Make time for yourself
This is easier said than done for most parents. Davis suggests that parents find pockets of time to destress by writing that time into your calendar, rather than waiting for your schedule to organically provide openings. That may require asking a partner or friend for help with childcare, or otherwise rearranging your planning to allow for the downtime you need.
Celebrate small successes
When you’re feeling burnt out, it can be easy to focus on all the difficulties of parenthood. Take some time to recognize all the times that you’re succeeding as a parent – whether your baby has begun sleeping through the night or your high schooler just made the honor role.
Davis suggests talking to yourself as you’d talk to a friend who confided in you that they’re struggling. That’s because we tend to be much more supportive and encouraging of others than ourselves. Also, lean into those activities that you do throughout the day that do give you energy and motivation.
“It could be at PTO meetings, or it could be coloring with your kids,” she says. “It could be having a conversation with a neighbor or just taking a break when you need to.”
Ask for help
Parenting is a job that no one can do alone. A study of parental burnout across more than 40 countries found that the countries with the highest levels of burnout were those with more individualistic cultures, where parents were less likely to ask for support.
If you have a partner or co-parent, talk to them about your burnout and see whether you can shift some responsibilities to ease the stress. Be honest about your feelings and stress levels. If you’re a solo parent, tap into your network of friends, family members, babysitter, and other parents to see whether organizing a carpool or rotating play date could provide you with a needed break.
For some parents, parental burnout and the associated anxiety, depression, or other symptoms requires professional assistance. Connecting with a therapist experienced in working with parents can help you find the steps to move forward.
Give yourself grace.
Remember that parenting is already a difficult job, and in many ways our society does little to ease the burden. Childcare challenges and insufficient family leave policies contribute to many of the feelings of burnout experienced by parents.

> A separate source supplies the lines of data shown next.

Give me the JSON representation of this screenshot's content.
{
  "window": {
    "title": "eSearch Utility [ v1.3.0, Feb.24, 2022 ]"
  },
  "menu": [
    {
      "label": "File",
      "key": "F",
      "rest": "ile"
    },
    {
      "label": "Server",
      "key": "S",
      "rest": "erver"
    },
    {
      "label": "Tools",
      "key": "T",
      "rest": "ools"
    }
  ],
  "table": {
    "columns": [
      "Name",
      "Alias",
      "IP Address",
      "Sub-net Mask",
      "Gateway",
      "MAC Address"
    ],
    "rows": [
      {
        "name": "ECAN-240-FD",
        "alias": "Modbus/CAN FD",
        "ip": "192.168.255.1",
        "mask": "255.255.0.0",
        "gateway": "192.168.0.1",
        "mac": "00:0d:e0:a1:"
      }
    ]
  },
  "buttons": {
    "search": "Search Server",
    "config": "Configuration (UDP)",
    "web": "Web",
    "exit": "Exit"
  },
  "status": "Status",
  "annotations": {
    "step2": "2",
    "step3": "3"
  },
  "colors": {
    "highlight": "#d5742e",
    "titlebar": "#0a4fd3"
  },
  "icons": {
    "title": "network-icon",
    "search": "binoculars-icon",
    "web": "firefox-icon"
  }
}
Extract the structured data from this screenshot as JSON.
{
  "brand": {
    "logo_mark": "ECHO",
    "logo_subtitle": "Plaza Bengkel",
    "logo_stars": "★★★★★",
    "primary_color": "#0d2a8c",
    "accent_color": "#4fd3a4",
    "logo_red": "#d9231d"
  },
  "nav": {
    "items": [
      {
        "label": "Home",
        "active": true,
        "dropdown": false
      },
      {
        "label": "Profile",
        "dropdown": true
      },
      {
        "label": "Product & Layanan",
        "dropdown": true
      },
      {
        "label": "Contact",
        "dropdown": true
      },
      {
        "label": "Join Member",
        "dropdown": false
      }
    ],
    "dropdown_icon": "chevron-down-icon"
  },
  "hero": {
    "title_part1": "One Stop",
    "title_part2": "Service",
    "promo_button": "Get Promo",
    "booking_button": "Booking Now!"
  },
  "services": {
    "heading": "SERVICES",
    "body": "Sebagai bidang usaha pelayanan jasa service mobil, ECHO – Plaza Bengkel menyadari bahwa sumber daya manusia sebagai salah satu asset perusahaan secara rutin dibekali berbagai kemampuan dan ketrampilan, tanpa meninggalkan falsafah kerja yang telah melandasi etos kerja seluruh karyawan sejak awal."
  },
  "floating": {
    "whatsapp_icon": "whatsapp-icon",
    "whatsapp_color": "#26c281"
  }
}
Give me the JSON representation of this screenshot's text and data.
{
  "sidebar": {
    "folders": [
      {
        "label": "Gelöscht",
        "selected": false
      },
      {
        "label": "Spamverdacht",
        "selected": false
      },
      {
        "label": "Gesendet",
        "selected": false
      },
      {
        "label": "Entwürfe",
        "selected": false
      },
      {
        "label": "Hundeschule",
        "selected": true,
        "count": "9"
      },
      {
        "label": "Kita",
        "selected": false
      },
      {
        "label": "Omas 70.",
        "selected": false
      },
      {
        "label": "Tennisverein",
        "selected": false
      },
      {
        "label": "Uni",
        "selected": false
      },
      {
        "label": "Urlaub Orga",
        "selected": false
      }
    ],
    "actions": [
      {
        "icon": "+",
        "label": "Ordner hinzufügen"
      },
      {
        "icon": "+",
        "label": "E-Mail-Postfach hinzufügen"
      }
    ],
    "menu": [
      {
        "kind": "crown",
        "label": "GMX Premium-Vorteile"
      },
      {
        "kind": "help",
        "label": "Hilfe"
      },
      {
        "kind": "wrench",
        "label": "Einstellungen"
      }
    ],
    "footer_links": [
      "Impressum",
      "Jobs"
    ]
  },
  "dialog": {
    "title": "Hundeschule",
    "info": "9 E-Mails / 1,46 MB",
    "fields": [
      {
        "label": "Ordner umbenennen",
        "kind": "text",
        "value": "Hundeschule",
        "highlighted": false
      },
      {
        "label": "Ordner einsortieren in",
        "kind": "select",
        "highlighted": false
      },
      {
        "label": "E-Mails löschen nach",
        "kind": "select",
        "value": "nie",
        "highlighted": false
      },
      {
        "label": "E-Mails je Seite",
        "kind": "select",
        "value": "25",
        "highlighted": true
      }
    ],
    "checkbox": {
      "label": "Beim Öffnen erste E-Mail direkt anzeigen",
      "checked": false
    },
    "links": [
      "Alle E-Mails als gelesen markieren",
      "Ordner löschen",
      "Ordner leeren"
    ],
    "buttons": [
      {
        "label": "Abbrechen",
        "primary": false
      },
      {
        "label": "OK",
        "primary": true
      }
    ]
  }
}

“We put so much pressure on parents to find all of these individual solutions to what are very much collective problems,” Gale says. “We don’t have the basic systems and supports in place to allow all parents from the beginning to set themselves up for success.”
Companies could do more as well, Gale says, using tools like 360 reviews and exit interviews to determine areas where they could be supportive to working parents.
Parenting is a stressful job — even for those who aren’t experiencing burnout. Instead of beating yourself up for individual incidents or events, recognize what happened, and move on.